Jewellery giant Signet hopes to build market share, leading to a stronger second half, after weaker than expected sales in its second quarter.
Group like-for-likes fell 5.3% in the 13 weeks to August 1, bringing the first-half decline to 4%.
Signet chief executive Terry Burman said the outlook in the UK and US – which accounts for most of its business – remains uncertain. “The group will continue to seek to capitalise on market share opportunities with a strong focus on customer service and merchandise initiatives,” he said.

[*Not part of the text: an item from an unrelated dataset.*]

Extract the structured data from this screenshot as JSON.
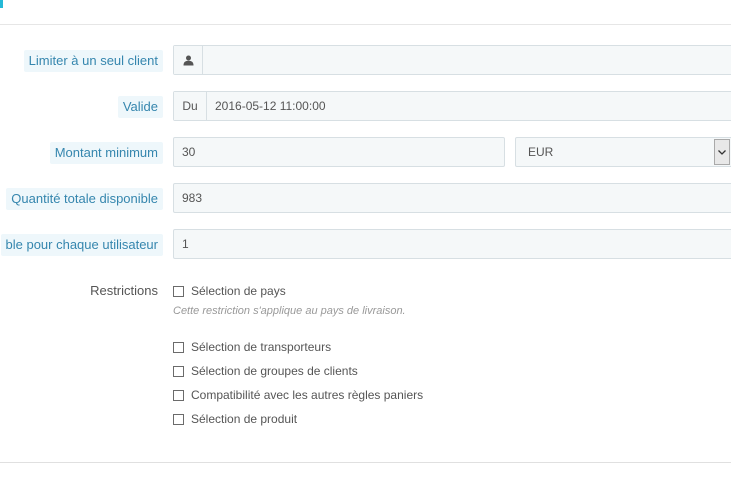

The retailer may have an opportunity to achieve that fairly quickly, noted Investec analyst David Jeary. “Only yesterday (August 5), a competitor, Finlay, went into Chapter 11. Finlay was trading from about 180 locations, with a further 77 licensed departments with Bon-Ton. Another Chicago-based regional player, Ultra, has recently emerged from Chapter 11 having shed a net 30 stores to trade now from circa 170 stores.”
Jeary said: “The next signal will be how Signet anniversaries the major step-down in like-for-like sales that occurred in September 2008.”
Signet’s UK sales, which account for about 20% of the group’s total, fell 4.3% in the second quarter. Its more upmarket UK chain Ernest Jones suffered a like-for-like sales fall of 6.2% while mid-market chain H Samuel’s comparable sales fell 2.5% for the period.
As of August 1 Signet operated 1,952 jewellery shops, of which 1,396 are in the US.